Why breaking up Ikea prove Marx was wrong
WHAT’S the problem with Ikea? Should it be broken up? And why does it prove that Marx was wrong?
Anders Dahlvig, the flat-pack pioneer’s boss from 1999 until 2009, said IKEA faced the prospect of slowing growth and rising costs. He said the chain had struggled under his watch to come to terms with its scale and develop the processes required to manage a company with £20bn of revenue and operating in 41 countries.
Mr Dahlvig said it had taken his 10 years at the helm to introduce benchmarking disciplines but that he had underestimated the “forces” within IKEA opposed to the changes and had left with the job “only 50pc there”. Instead, he argued that IKEA’s octogenarian founder Ingvar Kamprad and his three sons, who own the company through a Dutch foundation, should consider splitting the business in three.
“Let’s say we cut Ikea in three pieces – one in North America, one in Europe and one in Asia – everyone do their own product development; their own supply chain. Their own thing,” said Mr Dahlvig.
What has this to do with Marx being wrong?
Well, Marx said that a market based economy would invetiably lead to monopoly. For there is something called economy of scale and thus businesses would just, as they grow larger, become more efficient. And that more efficiency leads them to grow some more, and the feedback loop keeps going until every industry has just the one company in it: a monopoly.
But as we see here, there’s also diseconomies of scale.
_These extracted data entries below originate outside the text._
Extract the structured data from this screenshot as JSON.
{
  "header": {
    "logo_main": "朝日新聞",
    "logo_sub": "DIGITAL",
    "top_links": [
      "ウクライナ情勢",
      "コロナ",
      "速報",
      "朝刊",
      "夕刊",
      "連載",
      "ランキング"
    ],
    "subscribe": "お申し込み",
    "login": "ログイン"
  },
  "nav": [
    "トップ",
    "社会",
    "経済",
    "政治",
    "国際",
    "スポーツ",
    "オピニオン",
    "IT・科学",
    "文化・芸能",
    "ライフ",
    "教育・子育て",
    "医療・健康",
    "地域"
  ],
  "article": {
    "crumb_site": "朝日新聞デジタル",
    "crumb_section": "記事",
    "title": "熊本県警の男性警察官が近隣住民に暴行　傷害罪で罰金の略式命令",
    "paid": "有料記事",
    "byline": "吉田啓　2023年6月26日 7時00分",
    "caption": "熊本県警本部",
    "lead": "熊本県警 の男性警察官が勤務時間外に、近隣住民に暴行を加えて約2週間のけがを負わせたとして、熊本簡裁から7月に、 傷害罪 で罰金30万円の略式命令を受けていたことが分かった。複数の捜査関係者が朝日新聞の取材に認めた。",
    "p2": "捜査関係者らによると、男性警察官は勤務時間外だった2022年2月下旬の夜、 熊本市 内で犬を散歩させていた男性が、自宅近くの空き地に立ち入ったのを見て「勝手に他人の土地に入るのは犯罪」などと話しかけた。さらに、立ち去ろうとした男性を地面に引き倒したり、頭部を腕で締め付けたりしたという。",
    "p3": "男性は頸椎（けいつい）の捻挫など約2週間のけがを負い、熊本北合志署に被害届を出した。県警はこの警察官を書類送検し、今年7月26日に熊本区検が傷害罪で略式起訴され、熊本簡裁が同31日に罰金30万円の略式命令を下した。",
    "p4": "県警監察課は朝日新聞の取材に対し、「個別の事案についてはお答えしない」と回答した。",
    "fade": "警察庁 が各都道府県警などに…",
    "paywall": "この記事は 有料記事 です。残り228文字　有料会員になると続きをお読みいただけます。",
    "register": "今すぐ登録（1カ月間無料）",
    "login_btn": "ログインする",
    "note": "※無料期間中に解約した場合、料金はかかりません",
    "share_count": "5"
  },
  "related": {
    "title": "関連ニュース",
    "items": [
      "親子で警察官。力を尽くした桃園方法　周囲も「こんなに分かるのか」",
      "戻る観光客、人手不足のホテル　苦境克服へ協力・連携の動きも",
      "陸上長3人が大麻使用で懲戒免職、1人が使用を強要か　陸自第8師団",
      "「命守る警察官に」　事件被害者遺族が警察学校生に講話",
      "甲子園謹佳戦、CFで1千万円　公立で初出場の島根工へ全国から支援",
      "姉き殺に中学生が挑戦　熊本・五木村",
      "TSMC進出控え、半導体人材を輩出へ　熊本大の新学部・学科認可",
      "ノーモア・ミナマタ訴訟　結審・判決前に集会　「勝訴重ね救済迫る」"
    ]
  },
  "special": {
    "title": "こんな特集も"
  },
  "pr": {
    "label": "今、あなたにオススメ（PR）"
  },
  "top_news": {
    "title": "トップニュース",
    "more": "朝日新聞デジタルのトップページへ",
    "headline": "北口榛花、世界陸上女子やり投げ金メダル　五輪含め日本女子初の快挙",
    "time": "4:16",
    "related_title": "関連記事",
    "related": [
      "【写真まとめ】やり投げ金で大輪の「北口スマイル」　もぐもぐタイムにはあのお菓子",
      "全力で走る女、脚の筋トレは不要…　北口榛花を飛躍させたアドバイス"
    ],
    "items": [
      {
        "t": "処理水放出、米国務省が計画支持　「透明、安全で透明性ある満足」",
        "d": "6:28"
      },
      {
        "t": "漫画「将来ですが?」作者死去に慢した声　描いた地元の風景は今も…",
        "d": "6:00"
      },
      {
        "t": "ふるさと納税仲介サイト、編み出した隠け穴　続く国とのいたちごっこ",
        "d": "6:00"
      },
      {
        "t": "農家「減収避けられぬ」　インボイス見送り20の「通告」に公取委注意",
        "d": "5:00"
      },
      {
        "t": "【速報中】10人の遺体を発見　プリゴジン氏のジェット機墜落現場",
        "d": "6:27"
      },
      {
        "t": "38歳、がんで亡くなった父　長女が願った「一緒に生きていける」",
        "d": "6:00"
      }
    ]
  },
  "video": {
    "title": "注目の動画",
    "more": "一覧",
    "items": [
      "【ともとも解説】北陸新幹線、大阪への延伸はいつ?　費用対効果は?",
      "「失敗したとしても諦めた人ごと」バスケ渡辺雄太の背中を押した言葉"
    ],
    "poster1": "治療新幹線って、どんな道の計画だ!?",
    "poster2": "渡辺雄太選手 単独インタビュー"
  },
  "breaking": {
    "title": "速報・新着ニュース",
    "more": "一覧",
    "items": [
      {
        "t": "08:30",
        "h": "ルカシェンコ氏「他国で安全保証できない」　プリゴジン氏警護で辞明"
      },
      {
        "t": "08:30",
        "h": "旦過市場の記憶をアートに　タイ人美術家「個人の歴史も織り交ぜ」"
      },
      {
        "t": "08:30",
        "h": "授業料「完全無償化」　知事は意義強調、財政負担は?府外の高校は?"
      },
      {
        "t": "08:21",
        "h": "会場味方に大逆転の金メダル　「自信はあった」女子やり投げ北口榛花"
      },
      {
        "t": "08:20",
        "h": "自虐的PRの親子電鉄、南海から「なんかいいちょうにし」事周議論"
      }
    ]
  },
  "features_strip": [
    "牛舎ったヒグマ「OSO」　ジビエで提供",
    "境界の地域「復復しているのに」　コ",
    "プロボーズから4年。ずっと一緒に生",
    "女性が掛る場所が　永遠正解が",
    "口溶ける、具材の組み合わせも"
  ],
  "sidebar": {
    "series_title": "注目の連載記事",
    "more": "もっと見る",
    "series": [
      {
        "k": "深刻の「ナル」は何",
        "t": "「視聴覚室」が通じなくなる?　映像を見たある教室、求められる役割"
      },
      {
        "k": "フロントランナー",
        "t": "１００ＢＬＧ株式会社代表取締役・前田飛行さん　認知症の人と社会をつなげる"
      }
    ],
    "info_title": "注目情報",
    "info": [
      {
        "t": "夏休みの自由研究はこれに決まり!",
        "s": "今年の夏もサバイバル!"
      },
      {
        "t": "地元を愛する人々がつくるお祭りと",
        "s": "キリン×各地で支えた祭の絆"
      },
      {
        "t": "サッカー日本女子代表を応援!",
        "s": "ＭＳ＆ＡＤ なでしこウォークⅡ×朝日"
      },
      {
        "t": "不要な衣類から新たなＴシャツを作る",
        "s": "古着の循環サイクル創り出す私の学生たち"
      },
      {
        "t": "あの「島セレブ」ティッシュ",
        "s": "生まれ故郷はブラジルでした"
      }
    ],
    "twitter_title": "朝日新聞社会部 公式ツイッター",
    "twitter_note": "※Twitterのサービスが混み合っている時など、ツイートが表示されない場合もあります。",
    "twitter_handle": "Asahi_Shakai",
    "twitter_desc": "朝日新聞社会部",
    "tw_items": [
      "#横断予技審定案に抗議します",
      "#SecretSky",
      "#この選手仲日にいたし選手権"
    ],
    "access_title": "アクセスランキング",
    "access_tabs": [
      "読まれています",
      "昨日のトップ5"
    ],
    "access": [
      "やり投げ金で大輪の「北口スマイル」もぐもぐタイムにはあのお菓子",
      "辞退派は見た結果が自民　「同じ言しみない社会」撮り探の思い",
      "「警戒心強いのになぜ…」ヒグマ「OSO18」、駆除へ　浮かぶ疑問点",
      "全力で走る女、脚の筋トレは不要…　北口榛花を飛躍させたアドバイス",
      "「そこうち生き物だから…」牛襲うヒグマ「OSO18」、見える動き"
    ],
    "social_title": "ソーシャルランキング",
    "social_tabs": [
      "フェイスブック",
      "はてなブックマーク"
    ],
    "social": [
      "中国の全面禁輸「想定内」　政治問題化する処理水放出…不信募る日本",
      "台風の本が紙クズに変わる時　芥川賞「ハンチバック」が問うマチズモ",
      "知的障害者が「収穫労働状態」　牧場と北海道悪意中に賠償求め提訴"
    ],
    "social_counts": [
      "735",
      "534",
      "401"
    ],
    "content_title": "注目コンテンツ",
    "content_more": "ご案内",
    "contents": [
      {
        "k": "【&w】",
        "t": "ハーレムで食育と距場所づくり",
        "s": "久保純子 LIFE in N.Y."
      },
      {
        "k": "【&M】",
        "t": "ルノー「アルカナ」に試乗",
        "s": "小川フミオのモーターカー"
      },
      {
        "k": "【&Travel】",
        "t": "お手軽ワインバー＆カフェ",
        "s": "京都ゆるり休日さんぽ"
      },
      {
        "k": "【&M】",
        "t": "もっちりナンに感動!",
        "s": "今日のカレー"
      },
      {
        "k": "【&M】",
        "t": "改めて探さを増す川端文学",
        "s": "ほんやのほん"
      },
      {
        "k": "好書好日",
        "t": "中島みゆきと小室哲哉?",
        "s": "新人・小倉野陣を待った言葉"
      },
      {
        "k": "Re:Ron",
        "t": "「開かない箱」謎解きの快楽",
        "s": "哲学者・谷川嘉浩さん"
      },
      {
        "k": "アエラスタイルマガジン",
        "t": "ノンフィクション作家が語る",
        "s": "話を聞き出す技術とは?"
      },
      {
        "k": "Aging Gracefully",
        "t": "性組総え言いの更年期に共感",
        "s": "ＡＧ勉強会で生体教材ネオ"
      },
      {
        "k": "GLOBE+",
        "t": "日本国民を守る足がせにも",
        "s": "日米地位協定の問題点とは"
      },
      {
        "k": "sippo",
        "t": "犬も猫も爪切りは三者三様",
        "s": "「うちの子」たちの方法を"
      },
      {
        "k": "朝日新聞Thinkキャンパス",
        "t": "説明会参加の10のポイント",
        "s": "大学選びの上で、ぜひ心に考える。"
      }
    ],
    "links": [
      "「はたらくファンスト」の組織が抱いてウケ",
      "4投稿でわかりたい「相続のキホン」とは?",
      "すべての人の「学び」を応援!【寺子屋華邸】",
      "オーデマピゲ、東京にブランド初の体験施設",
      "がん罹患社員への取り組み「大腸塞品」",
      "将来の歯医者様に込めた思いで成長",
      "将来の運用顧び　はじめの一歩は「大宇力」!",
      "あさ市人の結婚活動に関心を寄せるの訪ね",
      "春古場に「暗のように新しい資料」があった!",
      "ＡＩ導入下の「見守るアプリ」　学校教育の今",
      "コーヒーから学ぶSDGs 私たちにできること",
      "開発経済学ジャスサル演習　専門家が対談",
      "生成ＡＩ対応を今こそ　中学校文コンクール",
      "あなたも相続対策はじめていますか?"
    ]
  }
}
As a business grows larger it becomes harder to manage, more difficult to maouvre, and thus becomes less efficient.
Quite where it all plays out depends upon the specific industry, the specific technologies in play. But for almost all industries the diseconomies will mean that nimble young upstarts can still get into the market and thus we don’t move to monopoly. There are others where that economy of scale might, possibly, mean monopoly.
The problem with Marx’s inevitable move to monopoly supply is that we can’t really seem to see any where global monopoly is the efficient scale. Those diseconomies seem to kick in well before that.